James Valle Cotter, 65, was arrested at his home Monday on a third-degree felony charge of tampering with evidence with intent to impair an investigation, the Texas Department of Public Safety announced.
Cotter allegedly attempted to dispose of a weapon for Simpson’s husband, Brad Simpson, which may have been linked to her Oct. 6 disappearance, sources told MySanAntonio.
Cotter is also charged with possession of a prohibited weapon, and is being held on $500,000 bond, according to jail records.
Suzanne Clark Simpson, 51, vanished after she and her husband allegedly got into a shouting match after she returned home from a party at the Argyle, a private club in Alamo Heights.

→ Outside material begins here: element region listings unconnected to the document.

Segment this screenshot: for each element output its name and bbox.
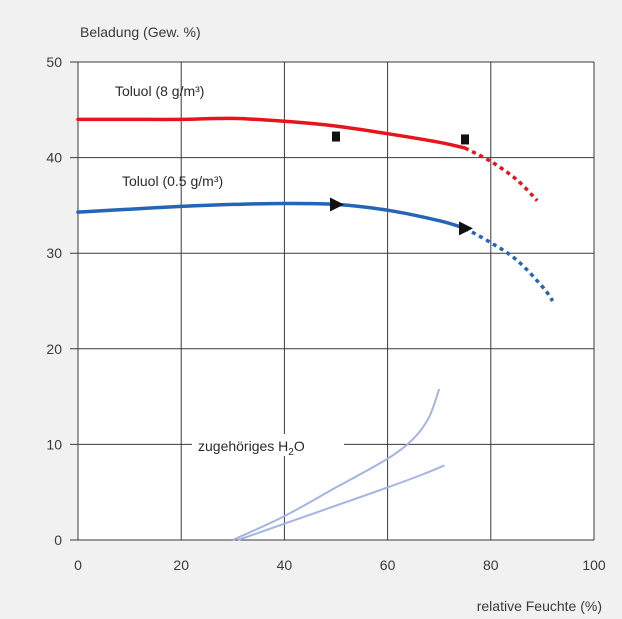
y-tick-label: 10 [46,436,62,452]
square-marker [461,134,469,145]
x-tick-label: 40 [277,557,293,573]
x-tick-label: 0 [74,557,82,573]
series-label-toluol-05: Toluol (0.5 g/m³) [122,173,223,189]
y-tick-label: 30 [46,245,62,261]
arrow-marker [330,197,344,212]
h2o-label-prefix: zugehöriges H [198,438,288,454]
y-tick-label: 40 [46,150,62,166]
square-marker [332,131,340,142]
h2o-label-suffix: O [294,438,305,454]
tick-labels: 0 20 40 60 80 100 0 10 20 30 40 50 [46,54,605,573]
x-tick-label: 60 [380,557,396,573]
h2o-label-background [192,434,344,456]
y-axis-title: Beladung (Gew. %) [80,24,201,40]
y-tick-label: 0 [54,532,62,548]
x-tick-label: 100 [582,557,606,573]
arrow-marker [459,221,473,236]
series-label-toluol-8: Toluol (8 g/m³) [115,83,204,99]
series-label-h2o: zugehöriges H2O [198,438,305,458]
h2o-label-subscript: 2 [288,447,294,458]
x-axis-title: relative Feuchte (%) [477,598,602,614]
series-line-1 [76,116,467,150]
x-tick-label: 80 [483,557,499,573]
markers [330,131,473,236]
x-tick-label: 20 [173,557,189,573]
h2o-curve-1 [232,388,441,541]
plot-area [78,62,594,540]
series-dotted-extension-2 [464,226,555,303]
h2o-curve-2 [237,464,445,541]
series-line-2 [76,201,467,231]
y-tick-label: 50 [46,54,62,70]
series-lines [76,116,555,541]
y-tick-label: 20 [46,341,62,357]
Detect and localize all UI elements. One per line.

Just an hour before she disappeared, Simpson supposedly told her mother that Brad had been physically abusing her.
“She called me up and told me the things that Brad had done to her physically,” Simpson’s mother, Barbara Clark, said at a vigil earlier this month.
The violence was “alcohol-related,” Clark suggested.

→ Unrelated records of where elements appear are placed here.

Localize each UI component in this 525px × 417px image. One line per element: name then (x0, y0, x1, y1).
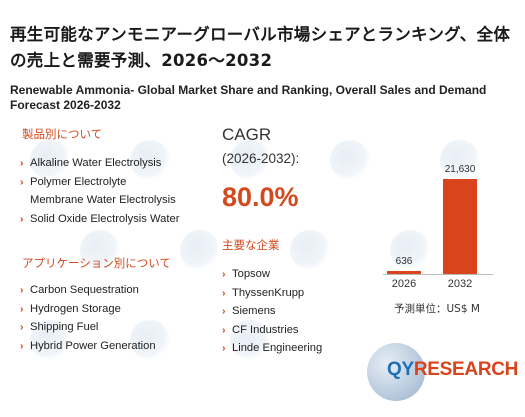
watermark-globe-icon (230, 140, 270, 180)
logo-research-text: RESEARCH (413, 359, 519, 380)
bar-value-label: 636 (395, 256, 413, 267)
chevron-right-icon: › (20, 212, 24, 225)
page-subtitle: Renewable Ammonia- Global Market Share a… (10, 83, 487, 112)
page-title: 再生可能なアンモニアーグローバル市場シェアとランキング、全体の売上と需要予測、2… (10, 25, 511, 70)
chevron-right-icon: › (222, 268, 226, 280)
list-item: › Solid Oxide Electrolysis Water (20, 210, 179, 229)
list-item: › Hydrogen Storage (20, 300, 156, 319)
watermark-globe-icon (30, 320, 70, 360)
chevron-right-icon: › (20, 339, 24, 352)
segments-by-application-list: › Carbon Sequestration › Hydrogen Storage … (20, 281, 156, 355)
segments-by-type-heading: 製品別について (22, 127, 103, 141)
chevron-right-icon: › (222, 305, 226, 317)
globe-icon (367, 343, 425, 401)
watermark-globe-icon (130, 140, 170, 180)
list-item: › Carbon Sequestration (20, 281, 156, 300)
bar-2026 (387, 271, 421, 274)
chevron-right-icon: › (20, 302, 24, 315)
list-item: › Hybrid Power Generation (20, 337, 156, 356)
chevron-right-icon: › (222, 323, 226, 336)
bar-2032 (443, 179, 477, 274)
chart-baseline (383, 274, 493, 275)
list-item: › Shipping Fuel (20, 318, 156, 337)
logo-qy-text: QY (387, 359, 414, 380)
key-players-heading: 主要な企業 (222, 238, 280, 252)
list-item: › Linde Engineering (222, 339, 322, 358)
chevron-right-icon: › (222, 286, 226, 299)
bar-value-label: 21,630 (444, 164, 476, 175)
list-item: › Topsow (222, 265, 322, 284)
key-players-list: › Topsow › ThyssenKrupp › Siemens › CF Indus… (222, 265, 322, 358)
chevron-right-icon: › (20, 321, 24, 333)
segments-by-application-heading: アプリケーション別について (22, 256, 171, 270)
watermark-globe-icon (230, 320, 270, 360)
segments-by-type-list: › Alkaline Water Electrolysis › Polymer El… (20, 154, 179, 228)
list-item: › Alkaline Water Electrolysis (20, 154, 179, 173)
list-item: › CF Industries (222, 321, 322, 340)
chevron-right-icon: › (20, 284, 24, 296)
x-tick-label: 2032 (447, 278, 473, 290)
list-item: › Siemens (222, 302, 322, 321)
list-item: › Polymer Electrolyte (20, 173, 179, 192)
chart-unit-label: 予測単位：US$ M (394, 303, 480, 315)
watermark-globe-icon (290, 230, 330, 270)
watermark-globe-icon (390, 230, 430, 270)
qyresearch-logo: QYRESEARCH (367, 337, 519, 409)
list-item: › ThyssenKrupp (222, 284, 322, 303)
x-tick-label: 2026 (391, 278, 417, 290)
watermark-globe-icon (80, 230, 120, 270)
watermark-globe-icon (130, 320, 170, 360)
watermark-globe-icon (30, 140, 70, 180)
chevron-right-icon: › (222, 342, 226, 354)
cagr-label: CAGR (222, 125, 272, 144)
chevron-right-icon: › (20, 175, 24, 188)
watermark-globe-icon (180, 230, 220, 270)
chevron-right-icon: › (20, 157, 24, 169)
watermark-globe-icon (440, 140, 480, 180)
cagr-period: (2026-2032): (222, 151, 300, 166)
list-item: Membrane Water Electrolysis (30, 194, 176, 206)
watermark-globe-icon (330, 140, 370, 180)
cagr-value: 80.0% (222, 182, 299, 212)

A neighbor also told police he saw the couple fighting outside their Olmos Park home between 10 and 11 p.m.
Brad Simpson, 53, was arrested on Oct. 9 and charged with causing bodily injury – family violence and unlawful restraint, both misdemeanors.
He is being held on a $2 million bond.
Brad and James Valle Cotter are former business partners, the Texas Department of Public Safety confirmed.
Brad was an executive for Cotter & Sons — a holding company run by Cotter’s father, real estate tycoon James F. Cotter — from 2007 to 2017, MySanAntonio reported.
Brad and James Valle Cotter were both named as defendants in a civil case over Premier Facilities Solutions, a janitorial company that Brad created with Cotter’s support, the outlet revealed.
When other Cotter & Sons executives decided to sell the company to the National Building Service, Brad and Cotter promised to exclusively employ the buyer’s services at Cotter & Sons facilities.
Cotter & Sons, however, cut ties with NBS, which resulted in a lawsuit. During the proceedings, Cotter & Sons execs accused Brad of bribery — and said the exclusivity agreement was based on a promise that neither he nor James Valle Cotter were qualified to make.
The legal battle ultimately cost Cotter & Sons $1 million in damages, and several of its subsidiaries that Brad Simpson managed filed for bankruptcy, MySanAntonio said.
As of Wednesday morning, the search of Suzanne Clark Simpson remains ongoing.
The same neighbor who witnessed Simpson and her husband fighting also claimed that the pair went into the woods, where he heard “two or three screams.”
An hour later, Brad allegedly left the house in his pickup truck and did not return for two or three hours, the neighbor said.
Simpson’s mother previously admitted that she did not believe her daughter was still alive.
“I don’t think she is because I have not heard from her,” the heartbroken mom explained.